Bubba Watson’s comments Sunday convinced me he has done little to improve his play on the most important course for a competitor. The course between his ears.
Sunday after the event, Watson reportedly said of Stadler’s win; “He beat me,” Watson said.”He’s a great player. It was a challenging day,” Watson said. “Again, it’s the same thing, just waiting on every tee box and waiting on every shot.“
The road to greatness is littered with talented players who win a major championship only to fade prematurely from the spotlight. These players win an event from time to time and the announcers lament how sad it is, or was, the player never really achieved what they were capable of.
When Bubba Watson is on his game, the wind is blowing in the right direction, his caddy is clubbing him correctly, the field is moving fast enough and nobody is walking while he is trying to think about his next shot.
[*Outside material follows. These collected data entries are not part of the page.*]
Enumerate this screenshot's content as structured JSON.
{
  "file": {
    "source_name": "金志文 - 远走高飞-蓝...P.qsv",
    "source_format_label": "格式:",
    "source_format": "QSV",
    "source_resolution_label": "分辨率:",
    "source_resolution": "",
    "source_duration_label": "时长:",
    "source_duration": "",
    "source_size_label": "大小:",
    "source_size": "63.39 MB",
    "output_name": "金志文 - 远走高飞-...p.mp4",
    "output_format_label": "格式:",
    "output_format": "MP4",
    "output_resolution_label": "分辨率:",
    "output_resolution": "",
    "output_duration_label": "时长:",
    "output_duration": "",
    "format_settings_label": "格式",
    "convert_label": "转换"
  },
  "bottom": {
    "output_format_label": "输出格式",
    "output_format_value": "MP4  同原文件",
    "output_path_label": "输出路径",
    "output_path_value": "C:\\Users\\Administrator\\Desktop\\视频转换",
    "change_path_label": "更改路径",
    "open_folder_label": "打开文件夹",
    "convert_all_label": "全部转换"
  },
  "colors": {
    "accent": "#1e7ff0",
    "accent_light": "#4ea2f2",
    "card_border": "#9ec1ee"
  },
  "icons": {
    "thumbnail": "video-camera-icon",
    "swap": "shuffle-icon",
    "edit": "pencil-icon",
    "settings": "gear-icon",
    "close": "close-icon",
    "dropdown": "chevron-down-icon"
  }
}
When things go wrong for the favorite son of Bagdad, Florida, Watson blames the wind, his caddy, playing partner and the gallery for his poor play.
Golf is a sport where it is normal for players to be frustrated when they play poorly. Great players, in my opinion, are generally humble and realistic about their game, good or bad. On the other hand those players who tend to be narcissistic, arrogant and always ready with an excuse for their poor play rarely make it to the top tier of professional golf.
Bubba Watson is perhaps the most creative player to date when it comes to shot making. That said, unless he is able to understand and realize the importance of ‘the rest of the game’, he may never achieve the greatness he is so capable of.